If you regularly catch the brunt of someone else’s impatience – if you’re often berated, criticised, or chewed out – how should you respond? Responding in kind isn’t going to work. It doesn’t take a rocket scientist to figure out that an irritable person probably isn’t going to just sit there and listen while you give him a taste of his own medicine – all you’ll do is start a war of words. This approach is not only unproductive – it’s also completely unbiblical.
Maybe that’s not you. Maybe you’re the sort of person who doesn’t respond verbally, but inwardly seethes and resent the person who had vented his or her impatience at you. Well, this is just as unproductive and sinful.
Biblically speaking you have two options. You can follow the example of Jesus, who “when he was reviled, he did not revile in return; when he suffered, he did not threaten, but continued entrusting himself to him who judges justly” (1 Peter 2:23). Sometimes this might be your only biblical option.
But the other thing Scripture says we can do is to confront the person who is always impatient and irritable – confront him and point out examples of his impatience. The hitch here is that you can only do this when you’ve resolved the issue in your own heart and can speak to the other person for his benefit, not just to make your own life more pleasant. If you do this in a biblical manner and the person accepts what you say, you’ve likely enhanced your relationship with one another. Jesus says, “If your brother sins against you, go and tell him his fault, between you and him alone. If he listens to you, you have gained your brother” (Matthew 18:15).
But if you confront him lovingly and he’s hostile or denies that he’s impatient and irritable you either have to be willing to take the next step, or back off and allow “love to cover a multitude of sins.” Either the issue needs to taken before the Church or you need to follow the example of Jesus.
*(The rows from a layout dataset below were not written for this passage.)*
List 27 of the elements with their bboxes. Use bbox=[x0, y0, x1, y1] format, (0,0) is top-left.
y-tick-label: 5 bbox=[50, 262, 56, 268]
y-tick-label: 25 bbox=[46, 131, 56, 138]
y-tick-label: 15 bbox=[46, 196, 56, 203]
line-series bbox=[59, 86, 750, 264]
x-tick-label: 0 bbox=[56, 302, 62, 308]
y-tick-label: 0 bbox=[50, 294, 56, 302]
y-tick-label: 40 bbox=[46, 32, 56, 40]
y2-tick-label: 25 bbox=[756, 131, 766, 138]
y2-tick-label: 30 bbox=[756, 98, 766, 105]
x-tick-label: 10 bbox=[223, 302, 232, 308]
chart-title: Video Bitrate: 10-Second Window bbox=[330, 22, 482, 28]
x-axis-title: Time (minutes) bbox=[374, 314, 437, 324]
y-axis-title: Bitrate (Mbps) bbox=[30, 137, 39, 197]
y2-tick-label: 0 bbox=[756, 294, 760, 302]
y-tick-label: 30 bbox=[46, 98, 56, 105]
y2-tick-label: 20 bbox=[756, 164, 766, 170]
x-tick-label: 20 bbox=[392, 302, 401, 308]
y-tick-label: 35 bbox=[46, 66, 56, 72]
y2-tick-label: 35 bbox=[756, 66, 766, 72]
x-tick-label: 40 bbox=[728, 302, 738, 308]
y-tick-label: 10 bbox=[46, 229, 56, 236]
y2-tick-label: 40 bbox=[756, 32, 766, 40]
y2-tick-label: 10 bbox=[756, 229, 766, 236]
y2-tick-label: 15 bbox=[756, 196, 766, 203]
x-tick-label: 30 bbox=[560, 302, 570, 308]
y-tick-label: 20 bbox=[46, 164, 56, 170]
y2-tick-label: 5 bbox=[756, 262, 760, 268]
But to follow Jesus’ example really does require a firm belief in the sovereignty of God in every situation in your life. God is probably using this person’s sinful actions to help you grow in the biblical virtues of patience and meekness.
This was what happened to Moses. Miriam, his sister, and Aaron, his brother, started speaking against him, but the writer of Numbers tells us that Moses responded with meekness. The text says, “Now the man Moses was very meek, more than all people who were on the face of the earth” (Numbers 12:3). He didn’t respond in kind – he trusted in God to work it out. And God did. He told the three of them to report to the Tabernacle. He descended in a cloud on them and when the cloud left Miriam was covered with leprosy for a week as a lesson to her.
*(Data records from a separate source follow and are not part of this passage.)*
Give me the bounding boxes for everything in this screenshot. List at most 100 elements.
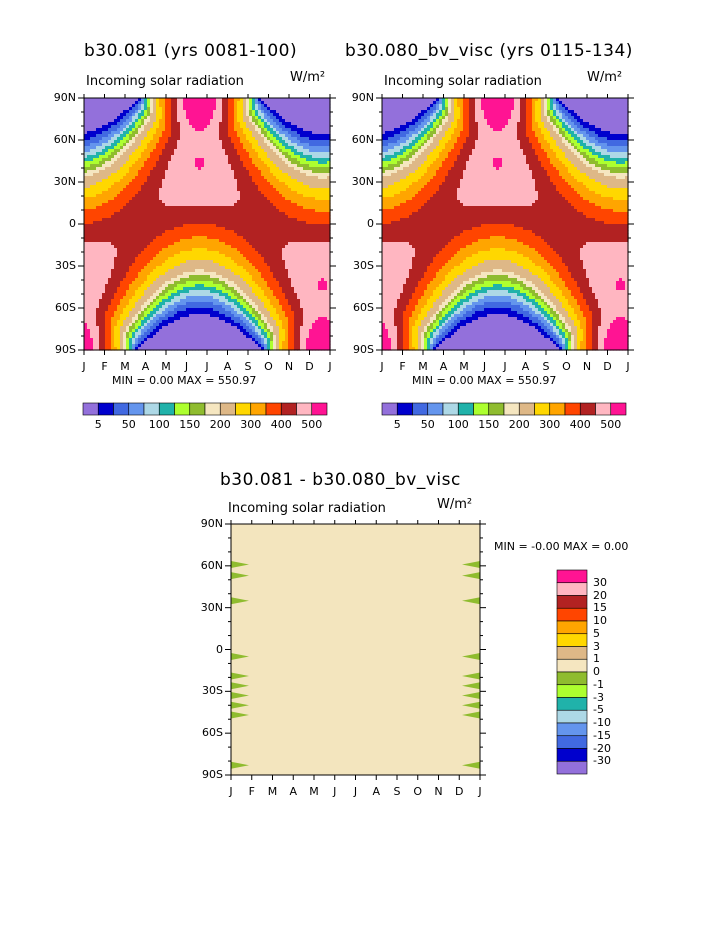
- contour-cell: [96, 254, 100, 258]
- contour-cell: [192, 182, 196, 186]
- contour-cell: [216, 215, 220, 219]
- contour-cell: [309, 212, 313, 216]
- contour-cell: [159, 221, 163, 225]
- contour-cell: [291, 107, 295, 111]
- contour-cell: [231, 164, 235, 168]
- contour-cell: [201, 128, 205, 132]
- contour-cell: [285, 158, 289, 162]
- contour-cell: [126, 152, 130, 156]
- contour-cell: [198, 179, 202, 183]
- contour-cell: [144, 119, 148, 123]
- contour-cell: [237, 143, 241, 147]
- contour-cell: [309, 227, 313, 231]
- contour-cell: [93, 137, 97, 141]
- contour-cell: [222, 278, 226, 282]
- contour-cell: [96, 137, 100, 141]
- contour-cell: [138, 101, 142, 105]
- contour-cell: [93, 224, 97, 228]
- contour-cell: [147, 104, 151, 108]
- contour-cell: [267, 149, 271, 153]
- contour-cell: [132, 212, 136, 216]
- contour-cell: [120, 119, 124, 123]
- contour-cell: [180, 164, 184, 168]
- contour-cell: [276, 140, 280, 144]
- contour-cell: [156, 275, 160, 279]
- contour-cell: [237, 251, 241, 255]
- contour-cell: [249, 248, 253, 252]
- contour-cell: [213, 137, 217, 141]
- contour-cell: [162, 203, 166, 207]
- contour-cell: [252, 275, 256, 279]
- contour-cell: [171, 101, 175, 105]
- contour-cell: [261, 104, 265, 108]
- contour-cell: [198, 236, 202, 240]
- contour-cell: [318, 191, 322, 195]
- contour-cell: [276, 146, 280, 150]
- contour-cell: [117, 275, 121, 279]
- contour-cell: [198, 272, 202, 276]
- contour-cell: [276, 230, 280, 234]
- contour-cell: [261, 152, 265, 156]
- contour-cell: [138, 197, 142, 201]
- contour-cell: [165, 176, 169, 180]
- contour-cell: [309, 152, 313, 156]
- contour-cell: [255, 119, 259, 123]
- contour-cell: [105, 122, 109, 126]
- contour-cell: [162, 113, 166, 117]
- contour-cell: [282, 275, 286, 279]
- contour-cell: [84, 224, 88, 228]
- contour-cell: [204, 239, 208, 243]
- contour-cell: [237, 224, 241, 228]
- contour-cell: [225, 164, 229, 168]
- contour-cell: [135, 200, 139, 204]
- contour-cell: [123, 185, 127, 189]
- contour-cell: [249, 104, 253, 108]
- contour-cell: [267, 239, 271, 243]
- contour-cell: [183, 122, 187, 126]
- contour-cell: [279, 263, 283, 267]
- contour-cell: [216, 221, 220, 225]
- contour-cell: [228, 173, 232, 177]
- contour-cell: [231, 254, 235, 258]
- contour-cell: [288, 113, 292, 117]
- contour-cell: [249, 149, 253, 153]
- contour-cell: [156, 128, 160, 132]
- contour-cell: [174, 191, 178, 195]
- contour-cell: [258, 245, 262, 249]
- contour-cell: [285, 251, 289, 255]
- contour-cell: [96, 251, 100, 255]
- contour-cell: [117, 182, 121, 186]
- contour-cell: [216, 212, 220, 216]
- contour-cell: [234, 221, 238, 225]
- contour-cell: [303, 176, 307, 180]
- contour-cell: [171, 146, 175, 150]
- contour-cell: [246, 176, 250, 180]
- contour-cell: [195, 191, 199, 195]
- contour-cell: [282, 203, 286, 207]
- contour-cell: [138, 203, 142, 207]
- contour-cell: [117, 251, 121, 255]
- contour-cell: [288, 227, 292, 231]
- contour-cell: [327, 197, 331, 201]
- contour-cell: [252, 167, 256, 171]
- contour-cell: [87, 230, 91, 234]
- contour-cell: [240, 215, 244, 219]
- contour-cell: [321, 173, 325, 177]
- contour-cell: [237, 167, 241, 171]
- contour-cell: [285, 107, 289, 111]
- contour-cell: [294, 143, 298, 147]
- contour-cell: [249, 116, 253, 120]
- contour-cell: [258, 137, 262, 141]
- contour-cell: [288, 275, 292, 279]
- contour-cell: [228, 239, 232, 243]
- contour-cell: [288, 122, 292, 126]
- contour-cell: [213, 254, 217, 258]
- contour-cell: [96, 164, 100, 168]
- contour-cell: [255, 194, 259, 198]
- contour-cell: [216, 263, 220, 267]
- contour-cell: [87, 257, 91, 261]
- contour-cell: [174, 263, 178, 267]
- contour-cell: [327, 161, 331, 165]
- contour-cell: [309, 164, 313, 168]
- contour-cell: [165, 110, 169, 114]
I want to close with this reminder. We’re looking at “respectable” sins – the sins we tolerate in our lives at the same time that we condemn the more blatant and flagrant sins of the society around us. We need to be as severe with ourselves over our own subtle sins as we are with the vile sins we condemn in others. May we never be like the self-righteous Pharisee in the Temple who prayed, “God, I thank you that I am not like other men” but may we continually have the humble attitude of the tax collector who said, “God, be merciful to me, a sinner” (Luke 18:11-13). Amen.